Where does the race to publish abroad leave Chinese journals?
“At this point, few Western academics are likely to publish in Chinese English journals so it is difficult for these journals to become truly international, making it difficult for them to increase their impact factor,” says Paul Weldon, former English language editor for the Journal of China University of Geosciences in Wuhan.
“Few Western academics have heard of many of the journals, even those published by the large publishers, so readership is low and citations lower,” he says. “There is, therefore, little incentive to publish in the Chinese language or in Chinese journals —regardless of language — and so such journals find themselves competing at something of a disadvantage on the world stage.”
More than 200 science and technology journals in China have switched to the use of the English language and more are in line to follow suit by publishing in partnership with foreign companies. Neuroscience Bulletin began publishing in English in 2006; ACTA Genetica Sinica became the Journal of Genetics and Genomics in 2007 and was included on the Science Citation Index in 2008.
In 2009, ACTA Zoologica Sinica, the second-oldest journal in China, became Current Zoology and quickly saw the proportion of papers published from non-Chinese scientists leap to 42% from 16%, and in 2010, was listed in the Science Citation Index.
Such successes, though, are rare, leading some academic experts to say that the solution lies in a consolidation of campus journals, which are often run independently and are often duplicative.
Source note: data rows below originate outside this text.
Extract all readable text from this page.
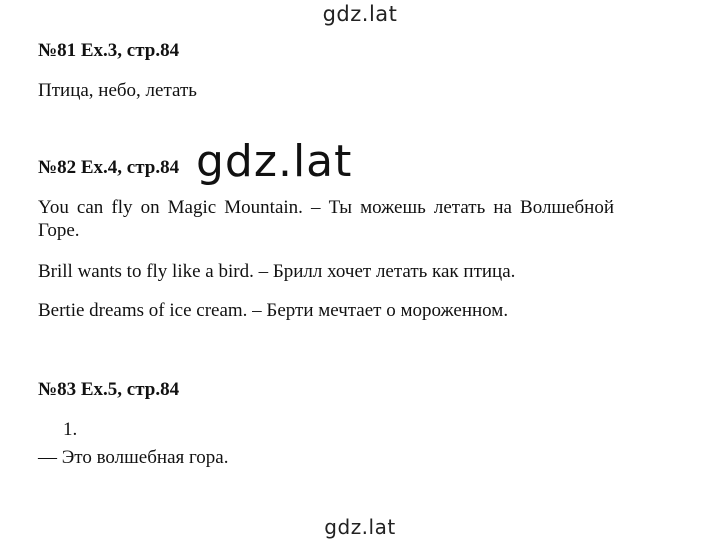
gdz.lat
№81 Ex.3, стр.84
Птица, небо, летать
№82 Ex.4, стр.84 gdz.lat
You can fly on Magic Mountain. – Ты можешь летать на Волшебной Горе.
Brill wants to fly like a bird. – Брилл хочет летать как птица.
Bertie dreams of ice cream. – Берти мечтает о мороженном.
№83 Ex.5, стр.84
1.
— Это волшебная гора.
gdz.lat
Others have suggested a push toward open-platform publishing, in which authors pay a fee to have research published and made freely available on the Internet (a concept that remains foreign to many Chinese academics).
Economist David Zetland suggests the solution lies in a publishing model featuring auctions using “academic” dollars. Authors would write papers and post them for auction. Editors would then bid for the best papers using academic dollars and assign the purchases to referees (peer reviewers). After review and publication, the academic dollars would be redistributed to authors, editors and referees of cited articles as a reward for quality.
Editors would presumably, bid highest for those papers they deem strongest and most likely to be cited, thereby bringing more academic dollars to the editor’s pocket for future bidding. “Since papers do not generate [academic dollar] income unless they are cited, authors have an additional incentive to write well. Since referees and editors share [academic dollars], they have incentives to improve papers —rather than reject them — and to speed up the review process,” wrote Zetland and Dutch economist Jens Prüfer (www.springerlink.com/content/2q80214867370564/).
“It’s a way of using the market to replace the bureaucratic process,” Zetland says.
The auction market “would give everyone a fair chance to survive.”
Although there is no indication that the Chinese government is considering the model, Zetland believes it could work in the country, as it is “one of the world’s centres for organizing pilot projects. It is very efficient at getting things done. You start with one auction, one village, one province, and roll it across the whole country.”
For its part, the government says it is motivated to make Chinese publishing an international leader.
In her September address, Li said she hopes China’s scientific and technological periodical publishing industry can one day become the “vanguard of reform and development.”
“We must enhance our sense of responsibility and our mission to assert the international influence of China’s science and technology journals to truly become a major force in science and technology development,” she said.